Once models are developed, market simulation may be performed. This simulation, mimicking an organized energy market, performs a Security Constrained Unit Commitment (SCUC) algorithm to optimize the generators committed at the beginning of each week for minimum cost subject to the user’s defined constraints while also considering generator operating characteristics, such as ramp time and outage schedules. The simulation then performs a Security Constrained Economic Dispatch (SCED) for each interval in the week to determine the specific generator dispatch to minimize cost subject to constraints while meeting load for the region.

Market simulation primarily results in an optimized solution for each time interval, from which several other metrics are determined. Locational Marginal Prices (LMPs) are determined at each bus (or zone, in the case of a zonal simulation) which reflect the marginal price of energy purchased or sold at the location. These are also affected by congestion, which leads to separation of marginal prices on either side of a transmission constraint. Curtailment amounts for renewable resources are also determined. Congestion costs may be summed per constraint to determine the potential savings by relieving the constraint, for example with an upgrade. From the resulting generation dispatch and load for the time interval, zonal or regional interchange may be calculated. Production costs are calculated from the dispatched generation’s fuel consumption, along with effluent amounts such as carbon dioxide or nitrogen oxide emissions.
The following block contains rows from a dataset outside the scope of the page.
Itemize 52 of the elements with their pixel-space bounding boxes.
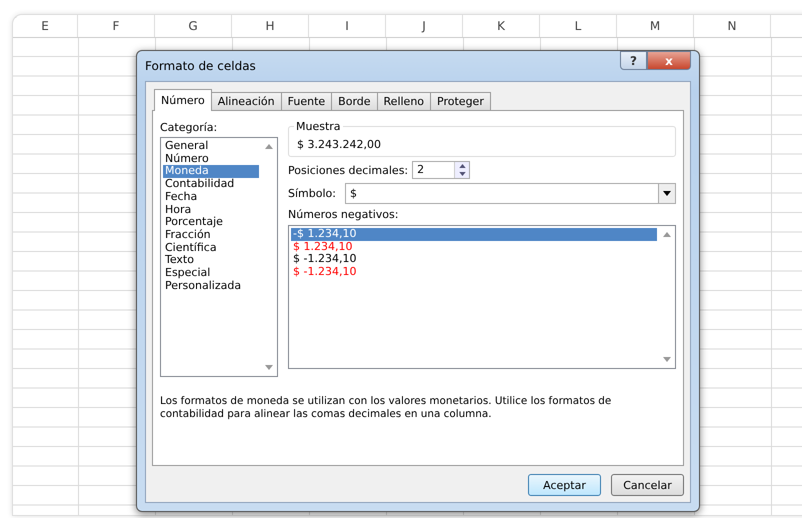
tab[interactable]: Alineación: [210, 92, 282, 110]
symbol-label: Símbolo:: [288, 187, 336, 200]
tab[interactable]: Proteger: [430, 92, 491, 110]
cancel-button[interactable]: Cancelar: [611, 474, 684, 496]
column-header[interactable]: F: [78, 15, 155, 37]
column-header[interactable]: E: [13, 15, 78, 37]
help-button[interactable]: ?: [620, 51, 647, 70]
scroll-up-icon[interactable]: [265, 144, 273, 149]
scroll-up-icon[interactable]: [663, 232, 671, 237]
negative-format-item[interactable]: $ 1.234,10: [291, 240, 657, 254]
symbol-dropdown[interactable]: $: [344, 183, 676, 204]
negative-format-item[interactable]: $ -1.234,10: [291, 266, 657, 279]
category-item[interactable]: Texto: [163, 254, 259, 268]
tab[interactable]: Fuente: [280, 92, 332, 110]
column-header[interactable]: H: [232, 15, 309, 37]
category-item[interactable]: Moneda: [163, 165, 259, 178]
decrement-icon[interactable]: [458, 172, 466, 176]
sample-value: $ 3.243.242,00: [297, 138, 381, 151]
scroll-down-icon[interactable]: [265, 365, 273, 370]
negative-format-item[interactable]: $ -1.234,10: [291, 253, 657, 266]
column-header[interactable]: N: [694, 15, 771, 37]
category-item[interactable]: General: [163, 140, 259, 153]
tab[interactable]: Relleno: [376, 92, 432, 110]
category-item[interactable]: Fracción: [163, 228, 259, 242]
category-item[interactable]: Número: [163, 152, 259, 166]
tab[interactable]: Borde: [331, 92, 378, 110]
category-item[interactable]: Personalizada: [163, 280, 259, 292]
scroll-down-icon[interactable]: [663, 357, 671, 362]
decimals-label: Posiciones decimales:: [288, 164, 408, 176]
column-header[interactable]: M: [617, 15, 694, 37]
category-item[interactable]: Porcentaje: [163, 216, 259, 229]
category-item[interactable]: Hora: [163, 204, 259, 216]
accept-button[interactable]: Aceptar: [528, 474, 601, 496]
column-header[interactable]: I: [309, 15, 386, 37]
category-item[interactable]: Contabilidad: [163, 178, 259, 191]
dropdown-arrow-icon[interactable]: [663, 191, 671, 196]
column-header[interactable]: G: [155, 15, 232, 37]
increment-icon[interactable]: [458, 164, 466, 168]
category-item[interactable]: Científica: [163, 242, 259, 254]
window-title: Formato de celdas: [145, 59, 256, 73]
column-header[interactable]: K: [463, 15, 540, 37]
description-text: Los formatos de moneda se utilizan con los valores monetarios. Utilice los formatos de contabilidad para alinear las comas decimales en una columna.: [160, 395, 612, 421]
category-label: Categoría:: [160, 121, 218, 134]
tab[interactable]: Número: [154, 89, 212, 111]
category-item[interactable]: Especial: [163, 267, 259, 280]
decimals-spinner[interactable]: 2: [412, 161, 470, 179]
column-header[interactable]: J: [386, 15, 463, 37]
negative-format-item[interactable]: -$ 1.234,10: [291, 228, 657, 241]
category-item[interactable]: Fecha: [163, 190, 259, 204]
column-header[interactable]: L: [540, 15, 617, 37]
sample-label: Muestra: [294, 120, 343, 133]
negative-numbers-label: Números negativos:: [288, 208, 400, 221]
Benchmarking the simulated results against real-world operational data is important for validating the model’s performance, and ensures that the model realistically represents the real-world power system’s behavior. This can be performed by comparing key metrics from the simulation, such as LMPs, generator dispatch, and congestion patterns, with historical operational data from the market being simulated. Significant discrepancies between simulated and actual data may indicate the need to refine model assumptions, parameters, or constraints. By adjusting the model to better align with real-world observations, the accuracy and predictive capabilities of the production cost analysis are improved.
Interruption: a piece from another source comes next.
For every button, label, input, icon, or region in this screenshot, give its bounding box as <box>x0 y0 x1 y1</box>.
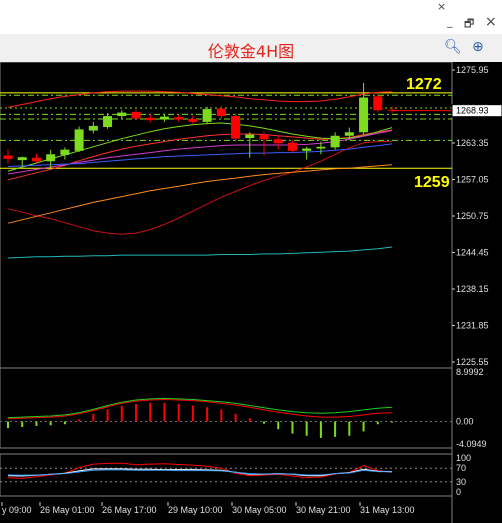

Additional simulations can be performed on different time horizons (e.g. 5 years and 10 years in the future) to extrapolate potential benefits for the life of a project. Sensitivity analysis can also be performed to explore the effects of various fundamental assumptions like fuel or load forecasts, which may give further confidence around a decision such as selecting a transmission upgrade that provides benefits across a wide range of operating conditions.

Production cost analysis plays a critical role in determining the viability of proposed generation interconnection projects. By simulating the integration of a new generator into the existing power system, analysts can assess its impact on LMPs, congestion costs, and overall system production costs. This analysis helps determine if the proposed generator can be economically dispatched and its investment recouped. Further, it can reveal potential transmission upgrades needed to accommodate the new generation and who should bear those costs. Through various scenarios, economic analysis can evaluate the project’s financial robustness under varying fuel prices, load forecasts, and renewable resource availability, ultimately informing investment decisions and ensuring the project’s long-term economic viability.

As the energy industry undergoes transformation with the rise of renewables and evolving demand patterns, the role of production cost analysis in transmission planning becomes even more critical. Its ability to model complex interactions and quantify economic impacts under various future scenarios makes it an invaluable tool for navigating this uncertainty. By understanding the cost implications of different transmission choices, we can proactively build the infrastructure needed to support a cleaner, more reliable, and affordable energy system.